The team looked at daily productivity for more than 23,000 workers and nearly 2,000 supervisors over five years working at technology-based service jobs, which include retail sales clerks, movie theater concession stand employees, in-house IT specialists, airline gate agents, call center workers and other jobs where an employee is at a computer all day.
They separated good bosses from bad bosses by measuring worker output — how much underlings produced in a given hour — and found that good bosses had a measurably larger impact on worker productivity.
The research seems to contradict conventional wisdom, more charmingly known as the Dilbert Principal. Explains the creator of that cubicle cartoon: "The concept is that in many cases the least competent, [the] least smart people are promoted, simply because they’re the ones you don’t want doing actual work."
We all know that happens. However, according to this new research, those doughnut-cramming slackers don't last. The exit rate of bad bosses (those who don't improve the productivity of their workers) is almost twice the rate of the average-quality boss. (The researchers don't explain whether bad bosses exit voluntarily or get fired.)
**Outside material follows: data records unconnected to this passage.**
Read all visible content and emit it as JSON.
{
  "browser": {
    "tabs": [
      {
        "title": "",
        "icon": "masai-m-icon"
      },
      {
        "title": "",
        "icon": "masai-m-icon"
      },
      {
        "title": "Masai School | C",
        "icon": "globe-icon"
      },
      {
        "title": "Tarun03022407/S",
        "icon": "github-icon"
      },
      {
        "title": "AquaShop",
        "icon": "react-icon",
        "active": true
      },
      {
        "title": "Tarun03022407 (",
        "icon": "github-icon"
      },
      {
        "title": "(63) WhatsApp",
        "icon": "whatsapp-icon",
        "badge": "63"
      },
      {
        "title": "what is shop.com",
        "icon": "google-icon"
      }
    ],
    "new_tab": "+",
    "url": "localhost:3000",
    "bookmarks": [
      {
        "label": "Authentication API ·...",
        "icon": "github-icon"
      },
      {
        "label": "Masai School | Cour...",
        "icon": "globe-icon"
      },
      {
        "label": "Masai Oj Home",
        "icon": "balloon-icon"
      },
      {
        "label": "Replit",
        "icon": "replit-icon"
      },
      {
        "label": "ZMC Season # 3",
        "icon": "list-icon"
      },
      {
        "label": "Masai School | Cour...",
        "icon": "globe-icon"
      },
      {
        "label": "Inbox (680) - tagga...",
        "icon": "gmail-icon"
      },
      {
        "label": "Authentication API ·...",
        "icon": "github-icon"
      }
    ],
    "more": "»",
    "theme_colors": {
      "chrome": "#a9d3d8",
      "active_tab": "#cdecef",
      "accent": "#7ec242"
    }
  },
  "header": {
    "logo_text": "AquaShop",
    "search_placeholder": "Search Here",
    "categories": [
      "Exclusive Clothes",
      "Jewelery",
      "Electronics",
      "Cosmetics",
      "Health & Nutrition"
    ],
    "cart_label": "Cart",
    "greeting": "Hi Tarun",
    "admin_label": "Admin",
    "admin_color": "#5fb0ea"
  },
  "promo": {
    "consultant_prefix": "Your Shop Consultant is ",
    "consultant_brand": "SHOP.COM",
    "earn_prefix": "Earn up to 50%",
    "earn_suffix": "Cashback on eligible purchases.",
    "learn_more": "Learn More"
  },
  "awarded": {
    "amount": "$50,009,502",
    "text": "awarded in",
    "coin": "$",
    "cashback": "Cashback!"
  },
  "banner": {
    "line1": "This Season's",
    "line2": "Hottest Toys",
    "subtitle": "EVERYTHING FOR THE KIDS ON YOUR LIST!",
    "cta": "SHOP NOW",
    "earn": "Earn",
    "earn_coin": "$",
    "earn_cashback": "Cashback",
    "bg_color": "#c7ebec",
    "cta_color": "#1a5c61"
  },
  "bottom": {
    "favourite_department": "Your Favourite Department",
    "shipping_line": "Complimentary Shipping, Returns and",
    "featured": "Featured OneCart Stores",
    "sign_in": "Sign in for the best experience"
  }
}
Worried you're on your way out, half-eaten cruller in hand? Here's some advice: According to the researchers, the best bosses are teachers and cheerleaders. Good bosses teach skills that last: "The boss's primary job is teaching skills that persist." Motivating the troops is "secondary," though "a kind word" can make a worker "push harder for an hour or two," they write.
Good bosses can't solve everything, though. The researchers note that the optimal combination places the best bosses with the most productive workers. The effect of good bosses on high-quality workers is greater than the effect of good bosses on lower-quality workers.
We suppose those guys should be put on notice, too. Back to work slackers!